Empat Puluh Delapan

17.7K 866 27
                                    

"Naomi, kenapa kita ketemuannya disini? Kenapa gak di rumah sakit?" 

Naomi menghembuskan nafas berat, ia tahu pertanyaan ini akan muncul cepat atau lambat. Sesungguhnya hingga detik ini pun, wanita itu masih memikirkan bagaimana cara menjawab pertanyaan ini. Setidaknya mengajak Adriana bertemu di sebuah kafe lebih baik daripada mengajaknya ke rumah sakit.

"Adriana, ini agak susah buat dijelasin," ucap Naomi. Ia meraih pergelangan tangan Adriana. "Ada beberapa hal yang harus lo tau, dan yang gak harus lo tau." 

Adriana mulai tak sabar. "Maksudnya apa sih?" 

"Gini, sebenernya gue gak boleh ketemuan sama lo, atau dengan siapapun, dengan maksud untuk membicarakan kondisi Ben. I'm sorry Adriana, tapi aturan ini udah berlaku secara turun temurun. Setiap ada anggota keluarga Mattheson yang lagi terancam kayak Ben sekarang ini, kita gak boleh kasih tau siapapun tentang kondisi yang bersangkutan," jelas Naomi panjang lebar. 
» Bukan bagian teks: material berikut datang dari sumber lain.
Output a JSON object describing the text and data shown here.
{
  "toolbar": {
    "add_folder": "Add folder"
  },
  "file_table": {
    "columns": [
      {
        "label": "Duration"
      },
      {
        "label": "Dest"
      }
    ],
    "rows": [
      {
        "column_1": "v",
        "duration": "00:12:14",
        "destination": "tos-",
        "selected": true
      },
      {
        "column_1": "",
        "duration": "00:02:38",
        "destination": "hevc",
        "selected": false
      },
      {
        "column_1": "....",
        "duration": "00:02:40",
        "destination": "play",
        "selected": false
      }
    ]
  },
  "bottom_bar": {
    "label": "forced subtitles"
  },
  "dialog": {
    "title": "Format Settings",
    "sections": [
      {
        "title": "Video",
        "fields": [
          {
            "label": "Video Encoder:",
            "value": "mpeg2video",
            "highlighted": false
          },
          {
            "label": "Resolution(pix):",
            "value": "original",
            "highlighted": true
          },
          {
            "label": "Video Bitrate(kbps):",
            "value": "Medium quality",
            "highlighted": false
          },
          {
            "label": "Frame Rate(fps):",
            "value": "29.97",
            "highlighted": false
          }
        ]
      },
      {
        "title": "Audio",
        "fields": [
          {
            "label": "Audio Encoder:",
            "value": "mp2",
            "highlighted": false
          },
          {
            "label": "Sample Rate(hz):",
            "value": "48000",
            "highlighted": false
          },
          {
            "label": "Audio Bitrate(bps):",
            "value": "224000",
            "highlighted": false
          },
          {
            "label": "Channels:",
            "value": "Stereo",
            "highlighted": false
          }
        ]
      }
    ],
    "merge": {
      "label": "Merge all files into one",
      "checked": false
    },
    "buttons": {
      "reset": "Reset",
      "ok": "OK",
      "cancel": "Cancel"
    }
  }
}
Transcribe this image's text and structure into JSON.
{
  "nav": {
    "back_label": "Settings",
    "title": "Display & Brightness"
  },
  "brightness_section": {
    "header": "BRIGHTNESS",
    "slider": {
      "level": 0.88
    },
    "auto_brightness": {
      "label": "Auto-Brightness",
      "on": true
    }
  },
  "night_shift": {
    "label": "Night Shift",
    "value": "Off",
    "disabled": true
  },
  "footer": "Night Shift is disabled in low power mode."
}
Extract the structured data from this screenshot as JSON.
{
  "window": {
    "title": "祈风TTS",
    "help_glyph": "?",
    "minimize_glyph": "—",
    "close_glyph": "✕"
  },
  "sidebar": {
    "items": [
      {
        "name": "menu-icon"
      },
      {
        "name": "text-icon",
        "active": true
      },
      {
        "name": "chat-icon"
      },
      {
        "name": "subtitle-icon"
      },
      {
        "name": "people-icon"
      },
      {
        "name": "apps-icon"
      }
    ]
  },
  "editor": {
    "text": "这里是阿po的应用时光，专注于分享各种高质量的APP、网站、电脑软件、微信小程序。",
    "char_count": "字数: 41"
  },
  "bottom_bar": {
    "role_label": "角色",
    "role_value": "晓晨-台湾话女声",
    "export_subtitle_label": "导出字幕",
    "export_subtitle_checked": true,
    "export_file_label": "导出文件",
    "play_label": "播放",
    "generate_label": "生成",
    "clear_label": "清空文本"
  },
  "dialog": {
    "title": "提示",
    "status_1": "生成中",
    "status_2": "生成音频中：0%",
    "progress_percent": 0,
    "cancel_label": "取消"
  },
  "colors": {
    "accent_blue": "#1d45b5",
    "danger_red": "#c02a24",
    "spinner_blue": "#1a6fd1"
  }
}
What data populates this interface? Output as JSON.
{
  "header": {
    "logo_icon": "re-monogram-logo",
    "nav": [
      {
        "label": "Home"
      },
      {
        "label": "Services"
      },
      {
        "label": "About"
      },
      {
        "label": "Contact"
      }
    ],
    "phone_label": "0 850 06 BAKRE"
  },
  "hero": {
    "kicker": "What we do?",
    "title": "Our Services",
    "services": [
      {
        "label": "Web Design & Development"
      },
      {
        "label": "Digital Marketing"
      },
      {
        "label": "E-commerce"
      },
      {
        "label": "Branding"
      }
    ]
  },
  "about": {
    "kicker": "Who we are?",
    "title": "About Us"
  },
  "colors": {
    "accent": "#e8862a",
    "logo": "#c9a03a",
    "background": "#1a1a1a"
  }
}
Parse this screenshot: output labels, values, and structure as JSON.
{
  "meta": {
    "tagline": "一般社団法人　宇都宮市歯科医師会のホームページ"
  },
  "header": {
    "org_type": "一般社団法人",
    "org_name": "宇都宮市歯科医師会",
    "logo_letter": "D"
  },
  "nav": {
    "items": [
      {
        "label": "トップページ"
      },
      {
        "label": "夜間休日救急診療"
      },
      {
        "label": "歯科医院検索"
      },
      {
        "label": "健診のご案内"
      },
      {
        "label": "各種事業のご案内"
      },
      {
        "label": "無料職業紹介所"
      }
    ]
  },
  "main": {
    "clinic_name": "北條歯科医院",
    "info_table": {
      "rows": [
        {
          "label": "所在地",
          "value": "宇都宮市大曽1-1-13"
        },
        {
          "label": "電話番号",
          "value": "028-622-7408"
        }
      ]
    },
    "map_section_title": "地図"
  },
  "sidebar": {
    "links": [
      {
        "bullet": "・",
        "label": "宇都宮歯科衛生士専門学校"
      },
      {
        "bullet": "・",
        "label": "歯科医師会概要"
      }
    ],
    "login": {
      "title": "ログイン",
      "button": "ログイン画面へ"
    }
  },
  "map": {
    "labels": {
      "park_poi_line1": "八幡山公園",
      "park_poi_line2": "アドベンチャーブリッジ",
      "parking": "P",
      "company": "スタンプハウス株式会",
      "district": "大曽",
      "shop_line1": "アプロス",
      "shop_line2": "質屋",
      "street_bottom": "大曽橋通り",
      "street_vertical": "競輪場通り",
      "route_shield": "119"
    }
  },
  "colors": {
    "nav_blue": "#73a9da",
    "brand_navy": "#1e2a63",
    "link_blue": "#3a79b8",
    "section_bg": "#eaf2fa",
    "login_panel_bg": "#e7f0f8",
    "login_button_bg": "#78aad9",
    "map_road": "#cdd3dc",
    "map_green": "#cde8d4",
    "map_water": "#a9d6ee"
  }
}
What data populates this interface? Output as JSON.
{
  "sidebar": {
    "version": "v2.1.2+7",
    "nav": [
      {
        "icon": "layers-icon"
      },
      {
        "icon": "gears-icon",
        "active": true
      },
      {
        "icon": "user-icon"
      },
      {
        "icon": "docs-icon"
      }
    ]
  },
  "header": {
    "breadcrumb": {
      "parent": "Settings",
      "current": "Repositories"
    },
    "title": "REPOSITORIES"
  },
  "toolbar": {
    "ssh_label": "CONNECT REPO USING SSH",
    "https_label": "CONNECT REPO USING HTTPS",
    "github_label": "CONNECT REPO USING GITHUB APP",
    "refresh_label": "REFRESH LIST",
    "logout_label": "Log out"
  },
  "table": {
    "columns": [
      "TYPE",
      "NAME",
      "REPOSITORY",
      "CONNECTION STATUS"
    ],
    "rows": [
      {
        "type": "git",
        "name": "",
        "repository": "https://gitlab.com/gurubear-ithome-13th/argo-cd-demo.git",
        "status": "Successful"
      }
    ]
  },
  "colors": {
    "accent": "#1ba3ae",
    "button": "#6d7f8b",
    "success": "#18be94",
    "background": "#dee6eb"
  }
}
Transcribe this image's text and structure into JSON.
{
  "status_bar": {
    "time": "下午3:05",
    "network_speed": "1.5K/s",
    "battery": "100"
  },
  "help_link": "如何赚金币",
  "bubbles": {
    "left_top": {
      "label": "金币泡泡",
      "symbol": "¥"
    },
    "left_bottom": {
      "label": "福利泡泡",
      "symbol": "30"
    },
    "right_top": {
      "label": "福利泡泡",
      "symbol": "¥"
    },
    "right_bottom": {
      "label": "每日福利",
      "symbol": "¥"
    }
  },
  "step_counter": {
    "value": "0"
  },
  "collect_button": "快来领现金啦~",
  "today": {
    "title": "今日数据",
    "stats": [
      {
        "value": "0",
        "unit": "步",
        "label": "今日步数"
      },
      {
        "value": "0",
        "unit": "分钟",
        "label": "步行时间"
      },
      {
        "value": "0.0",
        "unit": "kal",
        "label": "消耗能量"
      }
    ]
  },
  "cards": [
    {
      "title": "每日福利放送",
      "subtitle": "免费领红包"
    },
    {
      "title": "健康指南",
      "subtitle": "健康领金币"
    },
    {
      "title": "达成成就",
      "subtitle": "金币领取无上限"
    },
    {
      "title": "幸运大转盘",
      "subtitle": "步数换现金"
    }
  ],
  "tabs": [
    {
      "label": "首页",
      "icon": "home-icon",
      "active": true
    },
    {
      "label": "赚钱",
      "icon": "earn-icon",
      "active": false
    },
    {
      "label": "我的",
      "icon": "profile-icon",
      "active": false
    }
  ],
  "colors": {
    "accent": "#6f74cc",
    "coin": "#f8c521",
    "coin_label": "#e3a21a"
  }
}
Adriana terdiam. Ekspresinya jelas bingung, takut, gelisah. 

"Cuman anggota keluarga Mattheson, dan tim PR keluarga kami, sekaligus tim pengawal kami yang boleh tau. Gue tau lo adalah calon istri Ben, tapi belom ada ikatan resmi di antara kalian berdua, jadi maaf, lo masih dianggap orang asing buat keluarga kami," terang Naomi. Sejujurnya ia agak menyesal menjelaskan hal ini karena tentunya hal ini akan menyakiti hati Adriana yang sedang tidak stabil. 

"Jadi maksudnya, gue gak boleh jenguk Ben, bahkan gak boleh tau keadaan dia?" ucap Adriana pelan, namun terdengar bergetar. 

"Iya, lo gak boleh jenguk Ben. Gue tau lo pasti lagi khawatir banget, tapi maaf untuk yang ini, gue gak bisa bantu banyak," ujar Naomi lalu menghela nafas. "Tapi gue rasa setidaknya gue bisa kasih tau lo tentang keadaan Ben. I break the rules for that." 

"Jadi gimana keadaan Ben?" tanya Adriana pelan. Ia menatap Naomi lekat-lekat, tatapan matanya seakan memohon, sekaligus takut mendengar jawaban Naomi. 

Naomi menerawang jauh. "Gue gak bisa bohong soal ini dan gue juga gak mau. I'm sorry Adriana, but Ben is far away from okay." 

Adriana tercekat. Jantungnya berdegup amat cepat. Keringat dingin kembali membasahi telapak tangannya, perlahan pun air mata ikut membasahi pipinya. 

"Pelurunya mengenai organ tubuh Ben yang cukup penting. Tadi gue denger, dia akan menjalani operasi besar secepatnya," ujar Naomi. Entah sudah berapa kali ia menghela nafas. Naomi tahu, ia sendiri juga sangat cemas terhadap keselamatan adiknya itu. Satu-satunya yang bisa ia lakukan adalah untuk tetap bersikap tegar, karena bagaimanapun ia jauh lebih beruntung karena ia bisa berada di sisi Ben kapan saja, sedangkan Adriana tidak. Mengetahui keadaan Ben saja Adriana tidak bisa, apalagi melihat Ben dengan mata kepalanya sendiri. 

Susah payah Adriana menahan isak tangisnya. Hatinya sakit membayangkan Ben yang terkapar lemah di meja operasi dengan sejumlah dokter berseragam hijau yang mengelilingi tubuhnya. Belum lagi membayangkan pisau dan alat-alat operasi lain yang para dokter gunakan untuk mengoperasi tubuhnya. Betapa Adriana ingin mendampingi Ben di kala lelaki itu lemah. Namun apa daya, bagi keluarga Mattheson, ia masihlah seorang asing. Seorang yang tidak punya hubungan apapun dengan mereka, seorang yang tidak boleh ikut campur dengan urusan mereka, meskipun nyawa seseorang yang amat ia cintai sedang dalam bahaya. 

"I know it's hard for you Adriana. Gue bahkan gak tau apa gue bisa tetep waras ketika orang yang gue sayang lagi dalam bahaya, tapi gue gak boleh jenguk dia, bahkan tau gimana keadaannya. Karena itu, gue berani break the rules buat ngasih tau lo," ucap Naomi bersimpati pada kesedihan yang Adriana rasakan. Ia sudah menganggap Adriana sebagai adiknya sendiri, terlepas ia akan menjadi adik iparnya atau tidak.